Calculated Risk says there is a deal (bullet points are from his post):
- Income eligibility for first-time home buyers stays at $75,000 for individuals, and $150,000 for couples.
- For move-up buyers, income eligibility is $125,000 for individuals and $250,000 for couples.
- There is a minimum 5 year residency requirement – in their current home – for move-up home buyers.
- The tax credit is the lesser of $7,290 or 10% of the purchase price.
- The credit runs from Dec. 1, 2009 to April 30, 2010, with an additional 60 day period to close escrow. (So end of April to sign contract, end of June to close escrow)
- Expect bill to be signed by Friday, packaged with the unemployment benefit extension.
So my wife and I fit under the $250,000 couples limit. We’ve lived in our house for eight years. So now the government is willing to give me $7,000 to buy a new house? That would be a sale that wouldn’t have happened otherwise — but what good would it do the economy?

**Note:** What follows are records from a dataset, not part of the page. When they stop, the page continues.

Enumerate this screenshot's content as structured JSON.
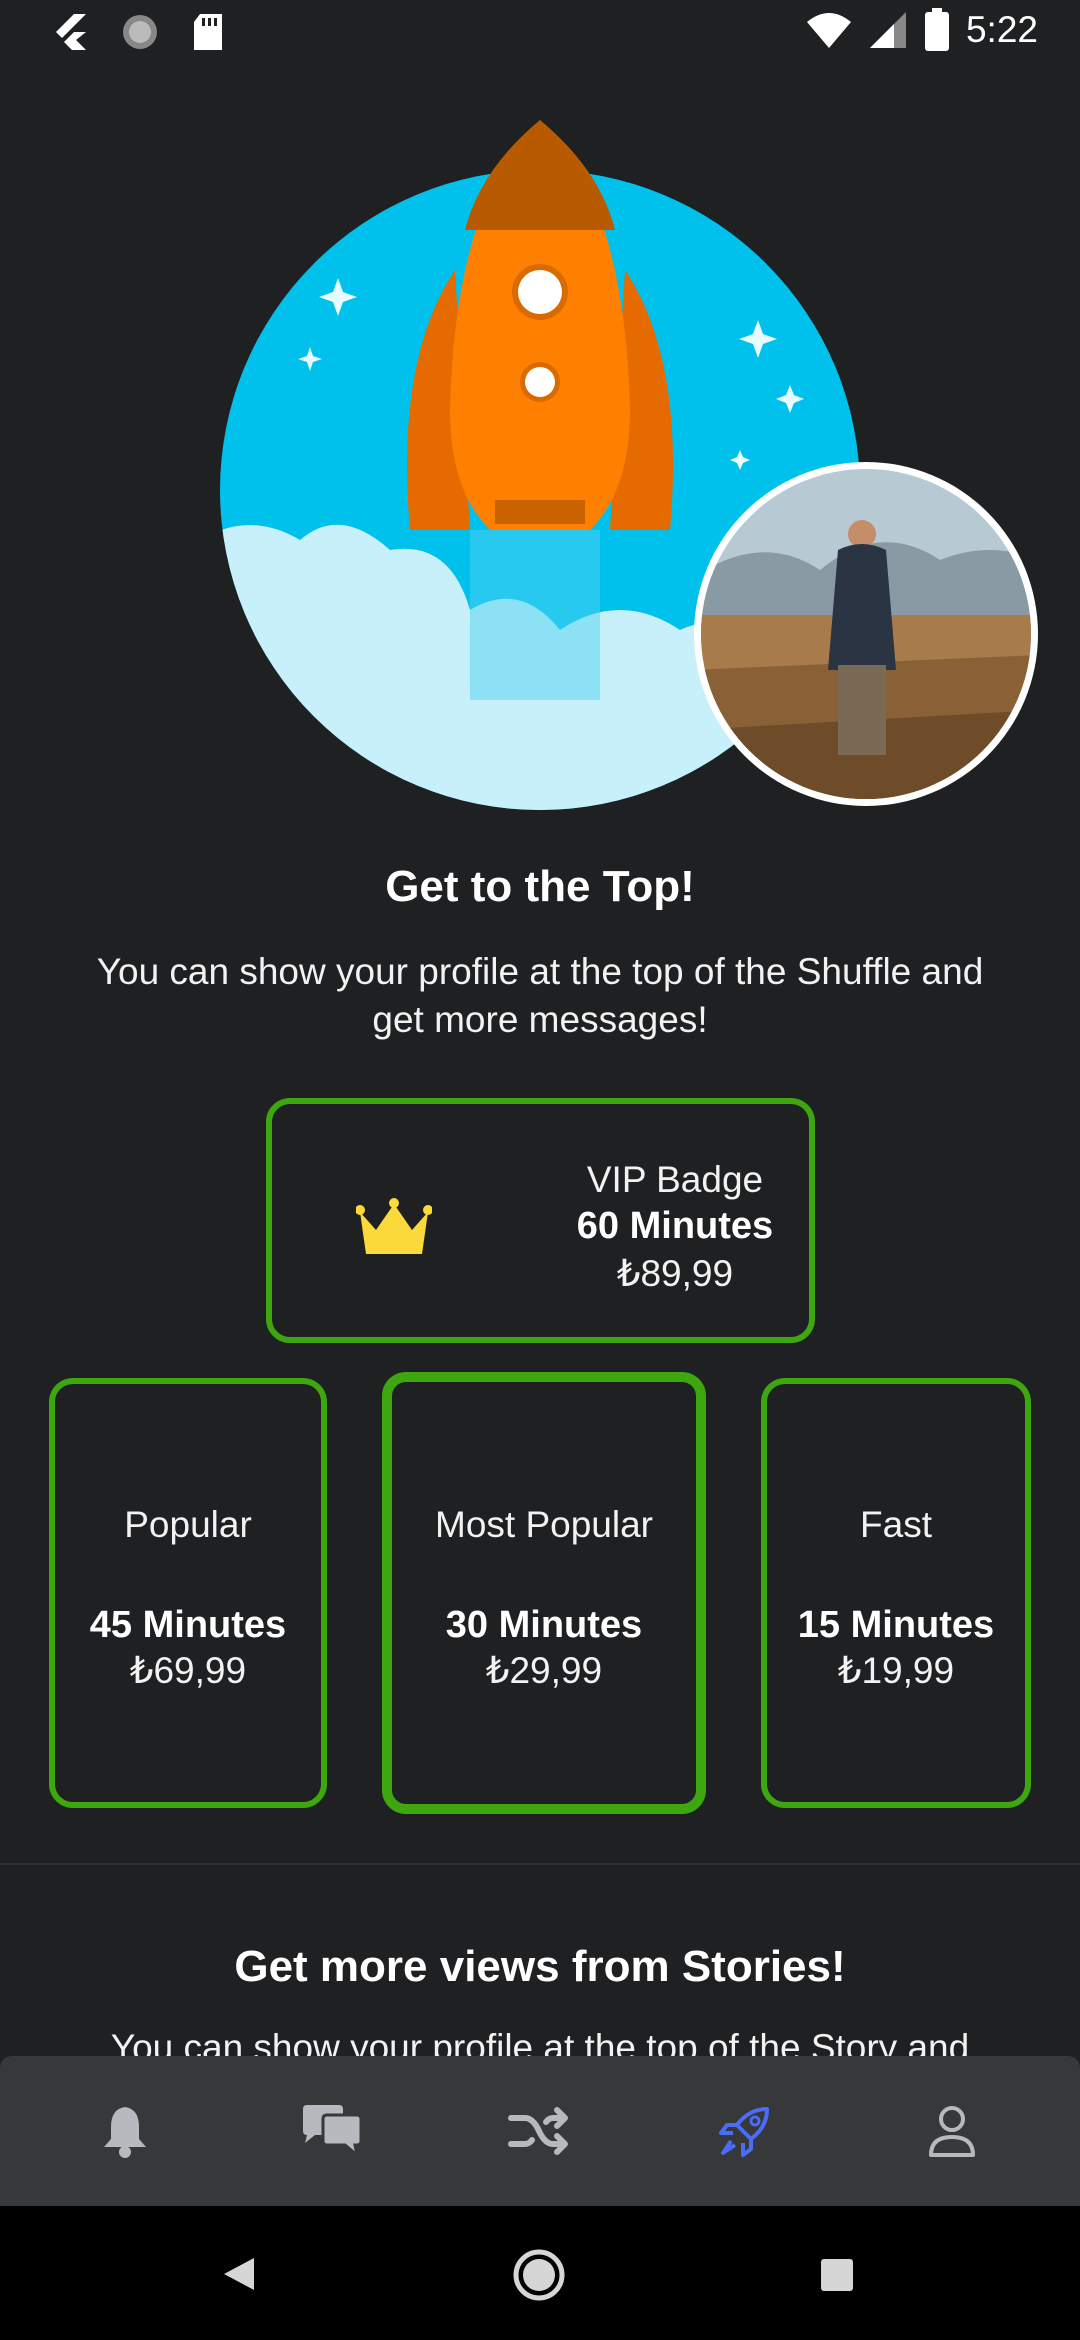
{
  "status_bar": {
    "time": "5:22"
  },
  "promo": {
    "title": "Get to the Top!",
    "description": "You can show your profile at the top of the Shuffle and get more messages!"
  },
  "vip": {
    "label": "VIP Badge",
    "duration": "60 Minutes",
    "price": "₺89,99"
  },
  "plans": [
    {
      "label": "Popular",
      "duration": "45 Minutes",
      "price": "₺69,99"
    },
    {
      "label": "Most Popular",
      "duration": "30 Minutes",
      "price": "₺29,99"
    },
    {
      "label": "Fast",
      "duration": "15 Minutes",
      "price": "₺19,99"
    }
  ],
  "stories": {
    "title": "Get more views from Stories!",
    "description": "You can show your profile at the top of the Story and"
  },
  "bottom_nav": [
    "bell-icon",
    "chat-icon",
    "shuffle-icon",
    "rocket-icon",
    "profile-icon"
  ],
  "colors": {
    "accent": "#3ea60f",
    "active_nav": "#4a6cf7",
    "background": "#1e2022"
  }
}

As I tried to explain previously, an $8,000 credit for first-time homebuyers will raise prices by less than $8,000 (leaving aside the effect of leverage for simplicity), because demand at any price point only goes up for first-time homebuyers, not all homebuyers. That means that the buyer gets a fair chunk of the subsidy. But vastly expanding eligibility like this (about 67% of households own houses, and probably about half of them have been in the same house for five years) increases the amount by which prices will go up, which lowers the buyer’s share of the subsidy and increases the seller’s share.